Once again, it is the world’s biggest bond manager which either is really tempting fate by telling the truth in an increasingly more aggressive manner day after day, or is engaging in the most acute case of reverse psychology ever seen, coming out with the most critical opinion of the Fed’s actions on the verge of the Fed’s historic first press conference. And this one is truly a stunner, far more real than anything even Bill Gross has said in the past: “Just as Charles Ponzi needed donuts to turn back a suspicious crowd of investors, the Fed needs “donuts” in order to fill the bellies of the literally millions of investors worldwide who worry about the alarmingly large U.S. budget deficit and the impact that the U.S. debt dilemma could have on their Treasury holdings…Their collective buying has created what we believe to be a profit illusion with many investors mistakenly believing they can continuously reap profits from perpetually falling bond yields and rising bond prices, just as they have had opportunity to do over the past 30 years, amid the great secular bull market for Treasuries and the bond market more generally…For many reasons, this “duration tailwind” for Treasuries can’t last, particularly because the United States has reached the Keynesian Endpoint, where the last balance sheet has been tapped.”
Summary of “The End of QEII: It’s Time to Make the Donuts”
In 1920 the Boston Post contacted Clarence Barron, the founder of Barron’s, to investigate a man who claimed to be racking up remarkable gains for investors in an arbitrage involving the purchase and sale of postal-reply coupons.
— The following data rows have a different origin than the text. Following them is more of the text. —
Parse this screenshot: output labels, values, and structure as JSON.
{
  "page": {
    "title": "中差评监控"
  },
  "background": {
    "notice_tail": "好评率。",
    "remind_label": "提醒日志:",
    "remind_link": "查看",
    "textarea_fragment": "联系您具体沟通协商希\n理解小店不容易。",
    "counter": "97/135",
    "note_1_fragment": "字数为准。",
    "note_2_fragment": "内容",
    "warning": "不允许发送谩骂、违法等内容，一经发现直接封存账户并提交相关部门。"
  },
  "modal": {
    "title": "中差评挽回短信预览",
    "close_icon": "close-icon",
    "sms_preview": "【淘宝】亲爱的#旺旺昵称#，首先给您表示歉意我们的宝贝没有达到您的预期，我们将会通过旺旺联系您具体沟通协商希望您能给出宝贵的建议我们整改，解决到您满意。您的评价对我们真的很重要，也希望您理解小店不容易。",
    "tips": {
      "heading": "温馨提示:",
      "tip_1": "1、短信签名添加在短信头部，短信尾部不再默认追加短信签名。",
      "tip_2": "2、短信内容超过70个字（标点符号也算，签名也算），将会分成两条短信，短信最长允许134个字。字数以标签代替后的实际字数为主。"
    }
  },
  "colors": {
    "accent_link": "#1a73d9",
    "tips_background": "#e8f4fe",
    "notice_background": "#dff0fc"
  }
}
Charles Ponzi, the developer of the scheme, sought to convince investors that differentials in inflation rates between countries had created an opportunity for investors to purchase the postal-reply coupons on the cheap in one country and redeem them in the United States, an arbitrage that Ponzi said would enable investors to grow their money by several fold if they invested with him.
In fact, there were indeed differences between the prices of postal-reply coupons postage bought in foreign countries and their redemption value in the United States. But there were also substantial barriers preventing any actual arbitrage, including enormous logistical challenges having to redeem the coupons, which were of low denominational value. Ponzi nonetheless started and then perpetuated the scheme.